ATLANTA — ASHRAE has announced its newly published Cold-Climate Buildings Design Guide, which provides information on the issues commonly faced in designing buildings for arctic and subarctic climates. The idea for the guide came from a working session at the seventh International Cold-Climate Design Conference held in 2012 and co-sponsored by ASHRAE, Scandinavian Federation of Heating, Ventilation and Sanitary Engineering Associations (SCANVAC), and Federation of European Heating, Ventilation and Air Conditioning Associations (REHVA).
“Harmonizing human comfort with the climatic realities of these environments is a balancing act,” said Erich Binder, who oversaw the writing of the guide. “Strategic design is key to building, commissioning, and operating efficient and long-lasting cold-climate structures.”
A cold climate is defined by a combination of factors that create a unique set of building design challenges. These factors include temperature, frozen precipitation, wind, humidity, thermal comfort, thermal envelope/enclosure, maintainability, permafrost and frozen ground, and remote building locations.
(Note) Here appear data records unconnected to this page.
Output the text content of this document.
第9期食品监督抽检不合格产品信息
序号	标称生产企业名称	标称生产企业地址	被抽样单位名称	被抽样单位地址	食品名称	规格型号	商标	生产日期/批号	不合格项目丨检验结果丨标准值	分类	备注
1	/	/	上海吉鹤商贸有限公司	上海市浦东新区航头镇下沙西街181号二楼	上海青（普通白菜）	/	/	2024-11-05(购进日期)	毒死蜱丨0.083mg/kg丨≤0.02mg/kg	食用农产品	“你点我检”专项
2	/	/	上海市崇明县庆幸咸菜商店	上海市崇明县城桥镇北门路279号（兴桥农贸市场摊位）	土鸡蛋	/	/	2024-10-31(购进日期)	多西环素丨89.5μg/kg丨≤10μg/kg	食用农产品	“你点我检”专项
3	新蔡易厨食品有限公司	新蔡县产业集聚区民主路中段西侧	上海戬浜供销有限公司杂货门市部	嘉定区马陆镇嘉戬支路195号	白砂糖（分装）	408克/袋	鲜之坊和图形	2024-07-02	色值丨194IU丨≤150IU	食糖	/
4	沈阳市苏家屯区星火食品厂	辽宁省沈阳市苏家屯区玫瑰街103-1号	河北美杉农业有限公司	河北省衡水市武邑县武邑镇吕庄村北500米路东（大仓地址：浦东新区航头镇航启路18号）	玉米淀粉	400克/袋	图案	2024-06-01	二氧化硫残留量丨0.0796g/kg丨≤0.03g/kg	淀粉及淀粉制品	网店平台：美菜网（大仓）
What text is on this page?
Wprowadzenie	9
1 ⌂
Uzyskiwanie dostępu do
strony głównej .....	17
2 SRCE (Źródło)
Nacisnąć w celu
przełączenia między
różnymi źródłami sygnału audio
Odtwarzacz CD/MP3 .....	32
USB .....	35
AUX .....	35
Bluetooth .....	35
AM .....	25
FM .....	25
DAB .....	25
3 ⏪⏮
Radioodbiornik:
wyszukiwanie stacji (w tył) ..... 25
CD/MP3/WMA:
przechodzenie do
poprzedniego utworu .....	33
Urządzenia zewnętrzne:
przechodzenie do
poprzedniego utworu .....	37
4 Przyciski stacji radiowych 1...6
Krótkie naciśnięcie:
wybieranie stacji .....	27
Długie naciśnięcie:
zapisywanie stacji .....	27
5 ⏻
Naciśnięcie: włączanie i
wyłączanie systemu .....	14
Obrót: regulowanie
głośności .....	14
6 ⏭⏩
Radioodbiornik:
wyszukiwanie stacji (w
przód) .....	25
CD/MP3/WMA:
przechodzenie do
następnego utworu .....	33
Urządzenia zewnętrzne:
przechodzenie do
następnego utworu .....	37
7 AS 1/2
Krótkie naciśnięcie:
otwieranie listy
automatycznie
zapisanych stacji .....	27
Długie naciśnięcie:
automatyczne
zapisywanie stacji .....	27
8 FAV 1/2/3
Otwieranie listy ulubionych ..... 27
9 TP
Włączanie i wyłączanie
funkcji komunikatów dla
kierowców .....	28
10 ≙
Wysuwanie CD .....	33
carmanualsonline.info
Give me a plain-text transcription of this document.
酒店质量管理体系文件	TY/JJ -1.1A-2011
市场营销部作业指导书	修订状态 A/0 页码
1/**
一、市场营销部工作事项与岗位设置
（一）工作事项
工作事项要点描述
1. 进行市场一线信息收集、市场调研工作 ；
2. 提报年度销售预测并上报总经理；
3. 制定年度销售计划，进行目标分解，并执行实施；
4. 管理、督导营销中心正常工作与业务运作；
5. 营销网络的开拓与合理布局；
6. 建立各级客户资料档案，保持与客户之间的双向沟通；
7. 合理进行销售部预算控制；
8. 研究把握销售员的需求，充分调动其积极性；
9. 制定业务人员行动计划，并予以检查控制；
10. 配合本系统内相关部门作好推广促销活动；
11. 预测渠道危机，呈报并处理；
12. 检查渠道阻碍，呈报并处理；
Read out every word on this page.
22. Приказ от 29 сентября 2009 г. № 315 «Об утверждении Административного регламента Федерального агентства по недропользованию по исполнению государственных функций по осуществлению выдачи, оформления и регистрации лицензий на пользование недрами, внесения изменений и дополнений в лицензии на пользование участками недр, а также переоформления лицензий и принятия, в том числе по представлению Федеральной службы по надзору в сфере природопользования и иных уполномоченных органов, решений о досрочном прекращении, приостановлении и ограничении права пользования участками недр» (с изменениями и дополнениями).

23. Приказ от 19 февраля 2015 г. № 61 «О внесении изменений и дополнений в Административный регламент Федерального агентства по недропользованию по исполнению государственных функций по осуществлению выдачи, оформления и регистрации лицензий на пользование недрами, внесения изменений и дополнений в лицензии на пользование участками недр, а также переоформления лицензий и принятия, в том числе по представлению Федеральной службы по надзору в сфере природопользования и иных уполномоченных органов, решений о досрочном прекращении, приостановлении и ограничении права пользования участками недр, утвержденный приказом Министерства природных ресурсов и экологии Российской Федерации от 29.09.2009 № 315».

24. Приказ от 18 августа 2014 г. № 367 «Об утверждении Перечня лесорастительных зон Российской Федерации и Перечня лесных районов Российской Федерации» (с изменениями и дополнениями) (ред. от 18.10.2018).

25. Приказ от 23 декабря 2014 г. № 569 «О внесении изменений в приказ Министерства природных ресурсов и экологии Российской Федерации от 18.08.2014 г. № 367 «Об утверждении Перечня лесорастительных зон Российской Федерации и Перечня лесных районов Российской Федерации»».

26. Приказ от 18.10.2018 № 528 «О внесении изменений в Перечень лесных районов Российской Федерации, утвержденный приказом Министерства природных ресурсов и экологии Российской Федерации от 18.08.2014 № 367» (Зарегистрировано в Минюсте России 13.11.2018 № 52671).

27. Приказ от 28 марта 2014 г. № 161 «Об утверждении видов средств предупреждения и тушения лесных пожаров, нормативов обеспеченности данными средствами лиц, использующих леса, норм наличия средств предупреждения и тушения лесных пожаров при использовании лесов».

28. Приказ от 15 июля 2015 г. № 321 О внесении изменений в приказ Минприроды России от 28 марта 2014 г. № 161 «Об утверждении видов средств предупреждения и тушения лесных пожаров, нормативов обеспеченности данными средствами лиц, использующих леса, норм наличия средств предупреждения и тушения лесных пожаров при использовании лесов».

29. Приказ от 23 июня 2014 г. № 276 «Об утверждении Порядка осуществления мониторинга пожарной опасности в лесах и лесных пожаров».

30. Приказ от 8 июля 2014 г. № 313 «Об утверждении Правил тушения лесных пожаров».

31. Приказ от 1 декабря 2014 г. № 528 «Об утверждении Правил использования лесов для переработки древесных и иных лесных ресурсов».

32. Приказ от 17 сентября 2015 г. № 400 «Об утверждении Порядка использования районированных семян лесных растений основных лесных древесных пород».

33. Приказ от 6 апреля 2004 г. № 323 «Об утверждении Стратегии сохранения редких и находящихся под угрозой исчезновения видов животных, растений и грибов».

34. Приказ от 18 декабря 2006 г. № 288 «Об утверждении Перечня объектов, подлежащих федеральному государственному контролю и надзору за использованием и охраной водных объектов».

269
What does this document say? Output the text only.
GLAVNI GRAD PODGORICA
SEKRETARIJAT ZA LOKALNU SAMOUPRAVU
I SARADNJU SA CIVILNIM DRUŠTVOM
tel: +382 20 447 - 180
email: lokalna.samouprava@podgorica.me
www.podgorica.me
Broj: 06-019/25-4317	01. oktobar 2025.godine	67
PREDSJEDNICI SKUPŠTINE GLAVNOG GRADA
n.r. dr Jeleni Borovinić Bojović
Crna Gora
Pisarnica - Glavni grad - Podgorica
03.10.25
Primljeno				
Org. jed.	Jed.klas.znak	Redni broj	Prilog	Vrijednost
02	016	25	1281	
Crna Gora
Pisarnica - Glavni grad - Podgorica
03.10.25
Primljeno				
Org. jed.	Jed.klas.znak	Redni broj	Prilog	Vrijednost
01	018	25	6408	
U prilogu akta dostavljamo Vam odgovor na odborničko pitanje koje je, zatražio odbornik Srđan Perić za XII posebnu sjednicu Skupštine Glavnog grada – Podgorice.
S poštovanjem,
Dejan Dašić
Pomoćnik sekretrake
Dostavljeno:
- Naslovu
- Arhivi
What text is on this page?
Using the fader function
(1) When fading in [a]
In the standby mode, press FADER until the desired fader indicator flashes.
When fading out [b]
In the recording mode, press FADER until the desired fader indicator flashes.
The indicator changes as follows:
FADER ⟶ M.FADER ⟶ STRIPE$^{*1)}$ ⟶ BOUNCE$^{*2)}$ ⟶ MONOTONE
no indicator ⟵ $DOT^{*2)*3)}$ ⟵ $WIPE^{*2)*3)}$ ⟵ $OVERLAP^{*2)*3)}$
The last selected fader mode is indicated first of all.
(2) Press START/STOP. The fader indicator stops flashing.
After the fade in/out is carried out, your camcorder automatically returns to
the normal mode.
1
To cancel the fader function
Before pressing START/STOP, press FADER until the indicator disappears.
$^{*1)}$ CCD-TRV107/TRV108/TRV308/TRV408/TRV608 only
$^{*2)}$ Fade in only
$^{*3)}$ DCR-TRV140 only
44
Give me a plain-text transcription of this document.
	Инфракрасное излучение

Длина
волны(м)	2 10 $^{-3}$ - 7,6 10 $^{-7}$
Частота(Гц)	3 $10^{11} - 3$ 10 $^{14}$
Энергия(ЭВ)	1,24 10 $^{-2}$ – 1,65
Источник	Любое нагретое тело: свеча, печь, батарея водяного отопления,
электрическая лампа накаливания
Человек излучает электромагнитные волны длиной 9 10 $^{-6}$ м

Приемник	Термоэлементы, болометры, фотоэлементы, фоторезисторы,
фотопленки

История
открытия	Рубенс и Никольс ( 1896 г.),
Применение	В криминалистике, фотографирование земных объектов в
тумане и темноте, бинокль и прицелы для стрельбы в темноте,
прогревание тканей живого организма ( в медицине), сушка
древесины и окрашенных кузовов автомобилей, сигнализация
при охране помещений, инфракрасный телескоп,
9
The following are tips for designing, operating, and maintaining buildings and systems in cold climates:
• What happens when building air exfiltrates a building envelope in cold weather is similar to what happens in cooling coils in hot humid weather — understanding psychrometrics is essential to understanding building envelope performance in cold climates.
• The colder the climate, the more important it is for critical equipment to be sheltered — you can’t expect service personnel to properly repair HVAC equipment in a winter blizzard.
• In extreme climates, windblown snow takes on a consistency similar to sand and requires special design techniques to keep it from getting into the HVAC intakes.
• The manual also covers the design impacts from non-mechanical components of a facility such as the building envelope and roof construction. For instance, snow and ice sliding down off a metal roof can shear off mechanical roof penetrations as well as hoods on the exterior wall below.
• A building envelope must address all modes of heat loss to be truly efficient; ignoring any mode of loss may lead to excessive thermal transfer.
• Frost can be devastating for HVAC equipment, blocking intake hoods, filters, coils, etc.
• Design out cold bridges in both building fabric and engineering penetrations.
• Avoid or minimize any external service pipe runs.
• Locate air inlets and exhausts in locations that avoid snow drift and blockage.
• Ensure condensing pipes never freeze and block.
• Provide safe access to roof mechanical plants in all weather — frozen roof surfaces can be a hazard.
Frank Mills, who helped write the guide, noted that the book applies to all climates that have a heating season, not just the very cold ones.
“We do cover the extreme cold climates very well, but we also have very useful information for any buildings which have heating for part of the year,” he said. “This covers a lot of climate regions — including Europe where I am.”
In addition to cold-climate considerations in HVAC calculations and system design, this book’s chapters cover sustainability, controls, building design, and commissioning, all from this particular climatic perspective. The book also includes an appendix with seven case studies of buildings located in cold and extreme cold climates. These buildings are leaders in their field with regard to both efficiency and cold-climate design.
The cost of Cold-Climate Buildings Design Guide is $90 ($77, ASHRAE members).